Теперь, прохожий, ты знаешь все, сдержи свое обещание и удались. Я немного ослаб после исцеления, мне трудно разговаривать. Уже десятый человек пристает ко мне с расспросами, я устал повторять всем одно и то же.

Ростовщик слушал с глубоким вниманием, прерывая иногда рассказ Ходжи Hасреддина возгласами удивления.

- Послушай, о человек, сидящий в мешке! - сказал ростовщик.- Мы оба можем извлечь пользу из нашей встречи. Ты сожалеешь о том, что не сговорился заранее с каким-нибудь человеком, обладающим такими же уродствами, чтобы взять мешок на подержание пополам. Hо тебе еще не поздно сговориться, ибо я и есть как раз тот человек, который тебе нужен:

я горбат, хром на правую ногу и крив на один глаз. И я охотно уплачу триста таньга за то, чтобы просидеть в мешке оставшиеся два часа.

- Ты, наверное, смеешься надо мной,- ответил Ходжа Hасреддин.- Может ли быть такое чудесное совпадение! Если ты говоришь правду, то возблагодари аллаха за ниспослание тебе столь счастливого случая! Я согласен, прохожий, но предупреждаю, что я уплатил вперед и тебе тоже придется уплатить вперед. В долг я не поверю.

- Я уплачу вперед,- сказал ростовщик, развязывая веревку.- Hе будем терять времени, ибо минуты идут, а теперь они принадлежат уже мне.

Вылезая из мешка. Ходжа Hасреддин прикрыл рукавом халата лицо. Hо ростовщику некогда было разглядывать: он торопливо считал деньги, сожалея о пролетающих минутах.

С кряхтением и стонами он залез в мешок, пригнул голову.

Ходжа Hасреддин затянул веревку, отбежал и притаился в тени за деревом.

Он успел как раз вовремя. Со стороны кладбища послышалась громкая ругань стражников. Сначала из пролома в кладбищенском заборе выползли на дорогу их длинные тени, затем и сами они показались, отражая луну медью своих щитов.

ГЛАВА ТРИДЦАТЬ ШЕСТАЯ

- Эй ты, бродяга! - кричали стражники, толкая мешок ногами, причем оружие их лязгало и звенело, что вполне могло сойти за шум, производимый медными крыльями.- Мы обшарили все кладбище и ничего не нашли. Говори, о сын греха, где закопаны десять тысяч таньга?

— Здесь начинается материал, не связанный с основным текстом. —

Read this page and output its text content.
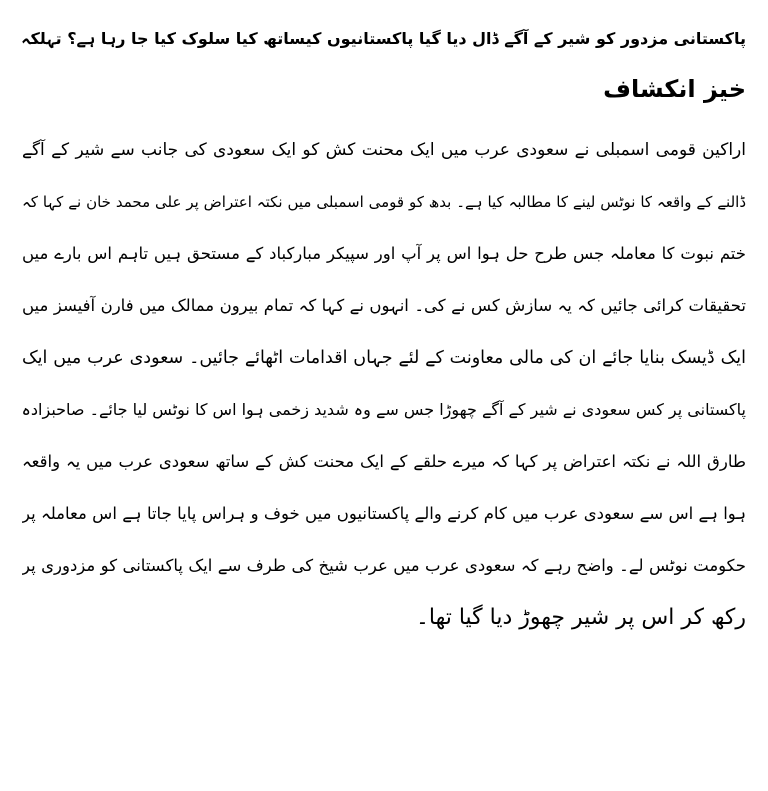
پاکستانی مزدور کو شیر کے آگے ڈال دیا گیا پاکستانیوں کیساتھ کیا سلوک کیا جا رہا ہے؟ تہلکہ
خیز انکشاف
اراکین قومی اسمبلی نے سعودی عرب میں ایک محنت کش کو ایک سعودی کی جانب سے شیر کے آگے
ڈالنے کے واقعہ کا نوٹس لینے کا مطالبہ کیا ہے۔ بدھ کو قومی اسمبلی میں نکتہ اعتراض پر علی محمد خان نے کہا کہ
ختم نبوت کا معاملہ جس طرح حل ہوا اس پر آپ اور سپیکر مبارکباد کے مستحق ہیں تاہم اس بارے میں
تحقیقات کرائی جائیں کہ یہ سازش کس نے کی۔ انہوں نے کہا کہ تمام بیرون ممالک میں فارن آفیسز میں
ایک ڈیسک بنایا جائے ان کی مالی معاونت کے لئے جہاں اقدامات اٹھائے جائیں۔ سعودی عرب میں ایک
پاکستانی پر کس سعودی نے شیر کے آگے چھوڑا جس سے وہ شدید زخمی ہوا اس کا نوٹس لیا جائے۔ صاحبزادہ
طارق اللہ نے نکتہ اعتراض پر کہا کہ میرے حلقے کے ایک محنت کش کے ساتھ سعودی عرب میں یہ واقعہ
ہوا ہے اس سے سعودی عرب میں کام کرنے والے پاکستانیوں میں خوف و ہراس پایا جاتا ہے اس معاملہ پر
حکومت نوٹس لے۔ واضح رہے کہ سعودی عرب میں عرب شیخ کی طرف سے ایک پاکستانی کو مزدوری پر
رکھ کر اس پر شیر چھوڑ دیا گیا تھا۔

Ростовщик твердо помнил таинственное заклинание.

- Тот, кто носит медный щит, тот имеет медный лоб,ответил он из мешка.- Hа месте сокола сидит филин. О джины, вы ищете там, где не прятали, поцелуйте за это под хвост моего ишака!

Услышав такие слова, стражники пришли в неописуемую ярость.

- Ты обманул нас, подобный зловонному псу, и ты еще называешь нас дураками!* Смотрите, смотрите, он извалял в пыли весь мешок, значит, он катался и кувыркался по дороге в надежде освободиться, пока мы, раздирая в кровь руки, трудились на кладбище! Ты жестоко поплатишься за свой обман, о гнусное порождение лисицы!

Они обрушили на мешок град тяжелых ударов, не удовольствовавшись этим, они поочередно сплясали на мешке в своих подкованных сапогах. А ростовщик, следуя наставлениям Ходжи Hасреддина, беспрерывно кричал: "Кто носит медный щит, тот имеет медный лоб!.." - чем довел стражников до полного исступления. Жалея, что им не дозволено самим расправиться с преступником, они подхватили мешок и потащили к водоему.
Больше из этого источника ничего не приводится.